Is High Blood Pressure ADA?
HCA
72 Posts
Driving is a primary duty (it's a road dept); Employee must has a commercial d/l. Employee has high blood pressure and Dr. won't let him drive. We pulled him from driving and have let him work around the shop for the past two weeks (waiting for the blood pressure to drop.) He tests next week again. But we are running out shop duties and need a driver. Is the ADA something I need to be concerned about with this, or can we terminate because he can't fulfill a primary duty of the job?
Comments
My advice on this one is that you let him ride it out with shop duties until his followup exam next week. You already decided to 'accommodate' his illness and work restriction. You'd be hard pressed to explain why you can't continue it for a short while.
I do not think there is a snowball's chance that his high blood pressure will rise to the level (no pun intended) of ADA, thus requiring you to consider accommodation. In order to do that, the problem would have to restrict a major life activity, of which driving a truck is not one.
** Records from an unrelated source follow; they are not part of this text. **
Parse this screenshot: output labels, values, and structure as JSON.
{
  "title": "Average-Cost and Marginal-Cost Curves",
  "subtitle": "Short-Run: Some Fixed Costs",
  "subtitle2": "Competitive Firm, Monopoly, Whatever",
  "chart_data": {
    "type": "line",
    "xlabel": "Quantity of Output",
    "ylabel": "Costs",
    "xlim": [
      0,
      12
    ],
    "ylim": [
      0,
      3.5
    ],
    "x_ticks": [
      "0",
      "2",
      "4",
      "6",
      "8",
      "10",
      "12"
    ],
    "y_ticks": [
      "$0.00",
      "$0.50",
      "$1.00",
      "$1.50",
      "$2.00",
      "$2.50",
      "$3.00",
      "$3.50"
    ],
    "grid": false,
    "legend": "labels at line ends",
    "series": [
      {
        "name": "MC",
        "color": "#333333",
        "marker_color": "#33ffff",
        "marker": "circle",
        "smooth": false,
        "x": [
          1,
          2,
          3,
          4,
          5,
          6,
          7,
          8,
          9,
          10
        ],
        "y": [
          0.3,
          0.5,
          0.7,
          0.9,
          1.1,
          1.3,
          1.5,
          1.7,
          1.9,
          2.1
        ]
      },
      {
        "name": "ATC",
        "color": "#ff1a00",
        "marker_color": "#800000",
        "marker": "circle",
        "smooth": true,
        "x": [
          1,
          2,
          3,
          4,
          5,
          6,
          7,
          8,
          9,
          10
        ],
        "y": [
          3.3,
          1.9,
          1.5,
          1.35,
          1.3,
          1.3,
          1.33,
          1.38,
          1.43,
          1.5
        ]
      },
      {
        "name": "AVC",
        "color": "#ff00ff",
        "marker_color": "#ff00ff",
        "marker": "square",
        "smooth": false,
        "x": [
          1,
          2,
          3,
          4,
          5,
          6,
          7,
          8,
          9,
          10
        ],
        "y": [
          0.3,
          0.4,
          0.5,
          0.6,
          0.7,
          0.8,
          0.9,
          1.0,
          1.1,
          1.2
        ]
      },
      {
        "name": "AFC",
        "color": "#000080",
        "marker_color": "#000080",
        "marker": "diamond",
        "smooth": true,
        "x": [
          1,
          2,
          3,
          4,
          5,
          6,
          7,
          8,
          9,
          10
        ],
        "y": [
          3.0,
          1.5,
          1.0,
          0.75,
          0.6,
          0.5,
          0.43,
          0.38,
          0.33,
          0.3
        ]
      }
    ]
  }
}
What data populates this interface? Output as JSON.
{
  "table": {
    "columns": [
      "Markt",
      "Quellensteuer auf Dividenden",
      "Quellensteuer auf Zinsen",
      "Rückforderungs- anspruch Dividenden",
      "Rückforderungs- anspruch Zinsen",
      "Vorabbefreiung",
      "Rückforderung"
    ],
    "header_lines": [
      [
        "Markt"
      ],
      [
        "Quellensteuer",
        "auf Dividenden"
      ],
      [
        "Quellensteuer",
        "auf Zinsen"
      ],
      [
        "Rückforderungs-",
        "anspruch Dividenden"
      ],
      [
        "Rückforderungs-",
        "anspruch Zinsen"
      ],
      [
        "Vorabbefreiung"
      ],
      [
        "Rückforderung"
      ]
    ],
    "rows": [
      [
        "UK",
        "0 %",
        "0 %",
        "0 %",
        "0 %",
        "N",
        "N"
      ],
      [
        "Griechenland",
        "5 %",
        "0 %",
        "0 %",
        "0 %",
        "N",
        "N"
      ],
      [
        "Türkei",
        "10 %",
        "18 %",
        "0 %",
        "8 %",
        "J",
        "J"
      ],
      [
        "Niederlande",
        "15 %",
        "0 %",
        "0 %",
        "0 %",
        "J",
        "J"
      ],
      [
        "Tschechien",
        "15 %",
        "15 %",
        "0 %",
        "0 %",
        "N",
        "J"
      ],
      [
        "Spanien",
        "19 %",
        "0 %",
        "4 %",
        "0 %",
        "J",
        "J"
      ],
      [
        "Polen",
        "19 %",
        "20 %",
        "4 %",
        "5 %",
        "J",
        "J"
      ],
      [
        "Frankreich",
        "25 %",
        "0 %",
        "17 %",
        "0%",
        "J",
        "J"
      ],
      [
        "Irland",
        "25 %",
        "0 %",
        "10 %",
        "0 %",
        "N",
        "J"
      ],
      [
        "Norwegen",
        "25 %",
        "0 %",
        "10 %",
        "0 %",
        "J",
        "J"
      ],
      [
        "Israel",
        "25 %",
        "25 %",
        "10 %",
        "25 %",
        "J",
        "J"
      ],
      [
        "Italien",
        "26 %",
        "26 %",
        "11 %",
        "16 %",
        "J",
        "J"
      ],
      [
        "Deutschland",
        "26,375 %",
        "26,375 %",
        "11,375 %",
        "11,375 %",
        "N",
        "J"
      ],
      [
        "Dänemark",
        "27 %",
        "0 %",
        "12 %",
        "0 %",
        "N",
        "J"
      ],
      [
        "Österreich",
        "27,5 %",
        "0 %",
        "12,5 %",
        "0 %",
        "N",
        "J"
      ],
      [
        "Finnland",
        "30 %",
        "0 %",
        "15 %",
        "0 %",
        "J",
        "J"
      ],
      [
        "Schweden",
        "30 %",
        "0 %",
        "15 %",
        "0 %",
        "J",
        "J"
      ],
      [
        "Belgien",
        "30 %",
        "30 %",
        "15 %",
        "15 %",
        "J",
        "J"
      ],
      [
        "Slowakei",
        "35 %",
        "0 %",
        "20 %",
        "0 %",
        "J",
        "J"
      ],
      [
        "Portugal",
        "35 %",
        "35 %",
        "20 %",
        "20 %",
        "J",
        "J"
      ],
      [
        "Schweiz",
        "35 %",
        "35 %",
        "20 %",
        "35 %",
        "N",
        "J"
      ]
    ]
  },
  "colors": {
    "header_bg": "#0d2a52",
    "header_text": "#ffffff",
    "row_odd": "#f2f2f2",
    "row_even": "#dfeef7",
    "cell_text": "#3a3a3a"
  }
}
And if he comes along after the followup test and says his doctor says he can no longer drive a truck, tell him where the UI claims office is. Truck driver is the job you have available. If he cannot do it, you have no obligation to him.
Pretty serious for the individual and the company!
PORK
The Supreme Court addressed a situation that is virtually identical to the facts in your situation in Murphy v. United Parcel Service , Inc. U.S. 516 (1999). In the Murphy case, UPS hired an individual as a mechanic to work on commercial vehicles. The position required the employee to hold a CDL. The employee’s hypertension barred him from holding a CDL and because of that he was terminated. The employee’s physician testified that he could function “normally” when he was using his medication. The Supreme Court subsequently ruled that the employee was not disabled within the meaning of the ADA and the employer (UPS) prevailed.